"Bonnie Parker? Quella ragazza ero io"

Faye Dunaway a Locarno ha ripercorso la sua carriera e un cinema che non c'è più
Mariella Delfanti
11.08.2013 10:53

LOCARNO - Ospite della cerimonia sulla Piazza venerdì sera, Faye Dunaway, celebrata con il Premio Leopard Club, ha mantenuto il profilo alto e un po' misterioso che le riconosciamo da sempre come attrice. Sigillata in una bellezza senza tempo che ne fa una della ultime dive del mondo del cinema, si è comunque rive­lata professionale e disponibile, sia nell'incontro con il pubblico, che si è tenuto in mattinata al Forum, che nell'intervista che vi presentiamo.
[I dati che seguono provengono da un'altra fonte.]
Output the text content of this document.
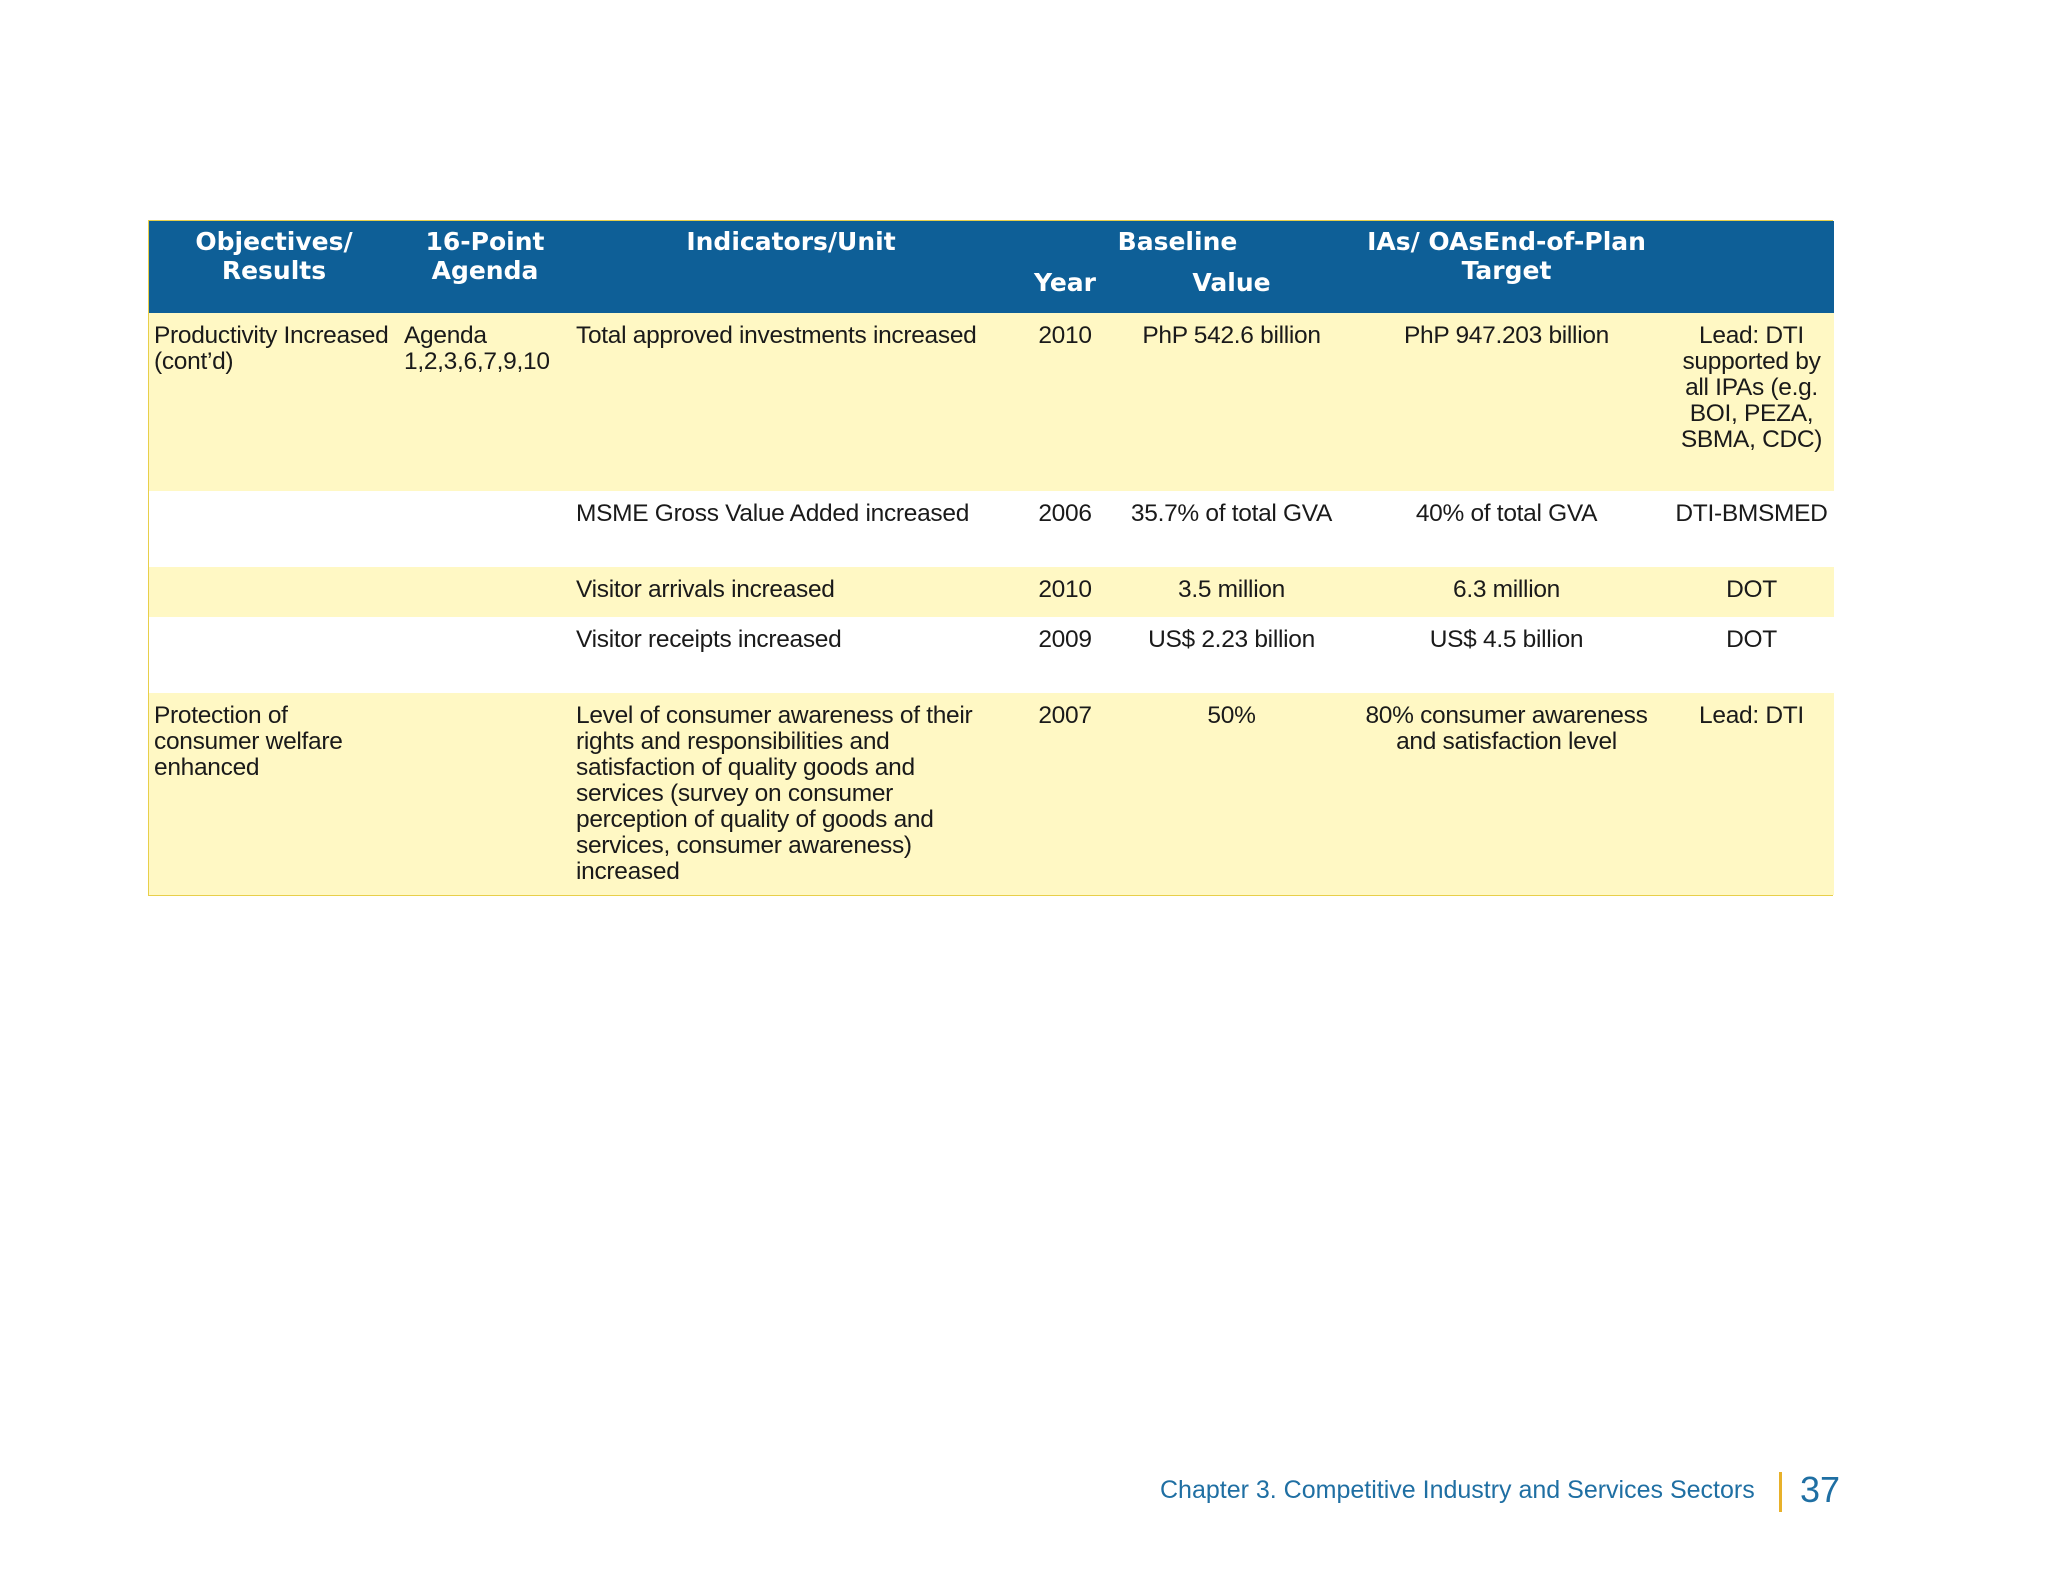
Objectives/ Results	16-Point Agenda	Indicators/Unit	Baseline		IAs/ OAsEnd-of-Plan Target	
			Year	Value		
Productivity Increased (cont’d)	Agenda 1,2,3,6,7,9,10	Total approved investments increased	2010	PhP 542.6 billion	PhP 947.203 billion	Lead: DTI supported by all IPAs (e.g. BOI, PEZA, SBMA, CDC)
		MSME Gross Value Added increased	2006	35.7% of total GVA	40% of total GVA	DTI-BMSMED
		Visitor arrivals increased	2010	3.5 million	6.3 million	DOT
		Visitor receipts increased	2009	US$ 2.23 billion	US$ 4.5 billion	DOT
Protection of consumer welfare enhanced		Level of consumer awareness of their rights and responsibilities and satisfaction of quality goods and services (survey on consumer perception of quality of goods and services, consumer awareness) increased	2007	50%	80% consumer awareness and satisfaction level	Lead: DTI
Chapter 3. Competitive Industry and Services Sectors 37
Signora Dunaway, lei che ha lavorato con i più grandi registi del Novecento, prendiamo ad esempio Sidney Pollak nei Tre giorni del condor , o Sidney Lumet in Netwok , come definirebbe il loro modo di fare cinema, rispetto a oggi?«Quel modo di fare il cinema non esiste più. Il cinema adesso è tutto effetti spe­ciali o fumetti. Sembrerebbe che sia questo che vogliono i ragazzini e sì sono divertenti, anche a me piace Robert Downey. Tutto è finito negli anni Settanta: fino a quel momento avevamo storie vere, e veri personaggi: adesso non ci sono più. Possiamo seguire delle storie e dei per­sonaggi con delle emozioni, ma non c'è più il dramma, più nulla di organico e di genuino, qualcosa che viene dall'arte e dall'anima. È movimento, azione, è un uccidili tutti, è un divertimento imme­diato per bambini che magari bambini non sono più. È raro trovare una sce­neggiatura decente».

Non ci sono più ruoli forti per le donne come lei a Hollywood?«Non ci sono mai stati...»

Ma lei ne ha interpretati parecchi... «Sono stata fortunata ad averli potuti scegliere. Oggi è diverso: non ci sono molti ruoli adatti alla mia età. Per que­sto ho acquistato personalmente i dirit­ti della pièce teatrale in cui ho recitato nel ruolo di Maria Callas -Master Classdi Terrence McNally - per portarla sullo schermo. Attualmente ne ho già girato la metà in veste di regista e di protago­nista e intendo finirlo il più presto pos­sibile. Si tratta di uno spettacolo sulle lezioni tenute da Maria Callas, negli Stati Uniti. Quella donna ha cambiato la forma dell'arte nel suo campo: quello che Fellini ha fatto nel cinema, la Callas lo ha fatto nel campo della lirica. Non potevo pensare di lasciare agli Studio l'adattamento cinematografico di un tale soggetto».

Che cosa è che regola il mercato del cinema oggi?«Il denaro, solo il denaro. Restano an­cora delle aree per un cinema diverso, ma si tratta di piccoli spazi per piccoli film d'arte che la gente va a vedere, mentre il cinema mainstream deve fare enormi profitti, anche se poi non c'è bi­sogno di tanto denaro per vivere. I mi­gliori scrittori oggi lavorano per la Tv. Penso che dovremmo tornare a dei film a piccolo budget e puntare sulla qualità, perché ci sono un sacco di persone di talento lì fuori che non riescono a farsi apprezzare».Un personaggio che resta impresso nella storia del cinema e che ha segna­to la sua fama internazionale come at­trice è quello di Bonny Parker, nel film Bonny and Clyde. Che cosa ricorda di quel film?«Tutti i ruoli che ho interpretano tocca­vano delle corde della mia personalità, ma Bonny ero io. Come lei nata nel Sud, in una piccola modesta comunità della Florida di cui conoscevo perfettamente il dialetto. Lei era terribilmente acuta e naïve: esprimeva il sogno che non si è mai realizzato di uscire da una situazio­ne personale e sociale di miseria di di­sperazione e di isolamento. È il mio personaggio preferito. Un altro dei caratteri che ho adorato in­terpretare e che ha in comune qualcosa con Bonny è Evelyn Mulwray, inChina­town; una donna raffinata e apparente­mente distaccata, che rivela a poco a poco le sue fragilità. È uno dei ruoli che mi piacciono di più, perché è misterio­sa, ha un segreto, un passato profondo di cui si vergogna e che cerca di rimuo­ve in modo neurotico. Questo permette all'interprete di mettere a parte il pub­blico di qualcosa che non si sa, ma si capisce c'è dietro. Io capivo perfetta­mente la sua personalità; anch'io ero dentro una ragazza di provincia che Hollywood aveva trasformato in un per­sonaggio sofisticato».

E poi c'è il ruolo che le ha fruttato l'O­scar, quello di Diana Christensen in Network di Sidney Lumet. Che cosa le ha dato l'Oscar, il potere?«La libertà di scegliere».